With OPEN, rights-holders that feel infringed upon would file a petition with the International Trade Commission, an independent agency that, among other things, deals with patent disputes. They would investigate, and actions would only be taken once the accused sites were deemed “rogue sites.”

That’s too slow of a process for Mitch Glazier, who writes that we can’t sit around waiting while filesharing threatens our safety and security. As Jamie Keene at The Verge points out, Glazier’s blatant fearmongering basically amounts to calling online piracy a threat to national security.

Check out the blog post in its entirety:

The U.S. International Trade Commission (ITC) recently reported that it will delay ruling on an important patent infringement claim brought by well-known camera company Kodak against smartphone makers Apple and Research In Motion (RIM). The case, originally filed in January 2010, now anticipates a ruling in September 2012. The delay now means that the ITC will have taken 33 months to decide on a high-stakes and time-sensitive issue. So this is the “expedited” process SOPA opponents are embracing as an alternative in the proposed OPEN bill?

SOPA was introduced to address the devastating and immediate impact of foreign rogue sites dealing in infringing and counterfeiting works and products. Every day that these sites operate without recourse can mean millions of dollars lost to American companies, employees, and economy, and an ongoing threat to the security and safety of our citizens. Why in the world would we shift enforcement against these sites from the Department of Justice and others who are well-versed in these issues to the ITC, which focuses on patents and clearly does not operate on the short time frame necessary to be effective? In addition, the remedy traditionally offered by the ITC – an exclusion order to prevent foreign criminals from accessing the US market – is precluded under the OPEN Act.

More proof why the OPEN Act is not a meaningful solution to a serious problem.

Ars Technica has a good overview of what’s good and bad about OPEN, and the act definitely has its flaws. But according to Mitch Glazier, one of those flaws is basically the “letting the terrorists win” argument, in sharper language.

No, screw the OPEN ACT. Let’s roll with SOPA, because given the track record of the DOJ when it comes to censoring sites as of late, it only makes sense to give them a hair trigger.


    Funny thing is that these Major labels are also called Multi-National Corporations “MNC” and like every good MNC everyday they operate they make more money albeit overseas, pay less royalties to rights holders and US taxes.

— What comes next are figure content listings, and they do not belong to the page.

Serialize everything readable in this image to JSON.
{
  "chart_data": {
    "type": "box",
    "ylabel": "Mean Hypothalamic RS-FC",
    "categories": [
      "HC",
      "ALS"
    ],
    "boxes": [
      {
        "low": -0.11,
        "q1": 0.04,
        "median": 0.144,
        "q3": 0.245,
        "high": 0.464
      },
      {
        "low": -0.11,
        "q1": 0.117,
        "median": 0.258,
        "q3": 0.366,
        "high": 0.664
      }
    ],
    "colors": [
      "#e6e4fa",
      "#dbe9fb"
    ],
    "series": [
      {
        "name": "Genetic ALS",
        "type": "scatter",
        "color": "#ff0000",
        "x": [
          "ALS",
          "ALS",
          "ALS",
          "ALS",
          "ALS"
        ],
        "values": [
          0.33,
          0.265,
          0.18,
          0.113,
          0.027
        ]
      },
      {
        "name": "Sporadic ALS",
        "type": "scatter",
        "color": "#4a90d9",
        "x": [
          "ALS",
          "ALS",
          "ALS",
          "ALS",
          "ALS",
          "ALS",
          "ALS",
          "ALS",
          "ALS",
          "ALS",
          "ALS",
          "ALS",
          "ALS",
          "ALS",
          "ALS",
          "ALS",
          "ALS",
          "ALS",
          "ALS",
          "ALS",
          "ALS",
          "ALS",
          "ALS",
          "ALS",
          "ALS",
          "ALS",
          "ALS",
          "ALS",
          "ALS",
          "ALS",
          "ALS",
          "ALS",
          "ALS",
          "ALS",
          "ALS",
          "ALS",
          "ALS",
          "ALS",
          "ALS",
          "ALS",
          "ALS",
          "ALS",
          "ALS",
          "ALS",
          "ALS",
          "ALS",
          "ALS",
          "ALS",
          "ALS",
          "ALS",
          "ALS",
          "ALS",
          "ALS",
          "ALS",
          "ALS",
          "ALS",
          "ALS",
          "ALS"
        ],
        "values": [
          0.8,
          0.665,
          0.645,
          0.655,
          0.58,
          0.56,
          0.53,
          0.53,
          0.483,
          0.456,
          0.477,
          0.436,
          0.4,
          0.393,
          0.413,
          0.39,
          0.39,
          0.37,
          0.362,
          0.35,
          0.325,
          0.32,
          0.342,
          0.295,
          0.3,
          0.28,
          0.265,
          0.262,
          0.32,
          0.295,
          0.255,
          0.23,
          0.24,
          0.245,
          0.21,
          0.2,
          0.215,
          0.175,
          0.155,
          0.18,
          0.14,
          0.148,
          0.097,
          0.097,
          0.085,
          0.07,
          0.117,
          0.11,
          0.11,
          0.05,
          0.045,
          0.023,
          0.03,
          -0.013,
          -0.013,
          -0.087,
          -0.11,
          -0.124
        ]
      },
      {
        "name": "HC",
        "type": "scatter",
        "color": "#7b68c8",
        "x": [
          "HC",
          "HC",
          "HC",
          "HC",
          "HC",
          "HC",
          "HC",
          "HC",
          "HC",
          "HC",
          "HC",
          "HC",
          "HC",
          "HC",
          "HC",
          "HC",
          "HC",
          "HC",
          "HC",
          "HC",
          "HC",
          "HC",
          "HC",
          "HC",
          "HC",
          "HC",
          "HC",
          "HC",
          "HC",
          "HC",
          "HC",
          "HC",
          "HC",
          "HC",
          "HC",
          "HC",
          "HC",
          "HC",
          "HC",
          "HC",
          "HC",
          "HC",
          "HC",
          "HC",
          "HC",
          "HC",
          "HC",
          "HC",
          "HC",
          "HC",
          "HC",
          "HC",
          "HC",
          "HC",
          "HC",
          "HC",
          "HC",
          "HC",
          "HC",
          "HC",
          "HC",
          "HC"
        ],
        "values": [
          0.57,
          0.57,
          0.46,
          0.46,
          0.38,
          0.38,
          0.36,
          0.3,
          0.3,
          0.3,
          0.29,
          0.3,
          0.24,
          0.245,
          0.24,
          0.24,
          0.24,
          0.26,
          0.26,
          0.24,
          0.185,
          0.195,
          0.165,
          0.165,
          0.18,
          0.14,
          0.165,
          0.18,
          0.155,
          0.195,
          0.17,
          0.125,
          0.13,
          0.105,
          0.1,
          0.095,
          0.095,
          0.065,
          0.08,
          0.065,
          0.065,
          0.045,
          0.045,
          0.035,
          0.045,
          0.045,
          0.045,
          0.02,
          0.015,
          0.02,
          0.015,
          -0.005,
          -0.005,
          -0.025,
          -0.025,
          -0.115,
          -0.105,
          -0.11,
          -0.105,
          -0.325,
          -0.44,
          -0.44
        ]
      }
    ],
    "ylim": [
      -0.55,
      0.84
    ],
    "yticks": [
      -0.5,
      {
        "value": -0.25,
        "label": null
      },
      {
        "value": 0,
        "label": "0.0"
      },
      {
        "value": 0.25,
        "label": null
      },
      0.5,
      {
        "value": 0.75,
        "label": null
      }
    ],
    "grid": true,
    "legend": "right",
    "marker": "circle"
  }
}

Since we export a drop in the global bucket (est 2b 27 billion) we know the money isn’t here.

    Want to help America BuyINDIEsupportLOCALS.org or continue to entertain our economy to death while the MNC halliburtonize another US industry. While we’re at it maybe we need to have a label letting the consumer/fan know if it’s US MADE MUSIC.

    For you kids in the 80&90s the #1 export of the USA was what?

  • http://www.facebook.com/notes/security-camera/samsung-galaxy-reviews-samsung-android-galaxy-tablet/289307284441297 SAMSUNG GALAXY REVIEWS

    Indeed, the Act must be made to avoid crime in the online world

  • Eric

    Yes, because Movies and Music (which I suppose are the mayor goal here) are ruled by patents, right?

    Like Mike from TechDirt said, they want this to be “shot and them ask” strategy. Disgusting.

  • http://blog.texxsmith.com texxs

    So in the given example all of Apples and RIM’s web sites that mention the product that Kodak think violates it’s patents should be confiscated immediately?
    Apple and RIM don’t deserve their say in court?
    That’s some flawed logic especially when you realize that Apple and RIM are corporations not citizens protected from search and SEIZURE by the Constitution of the United States.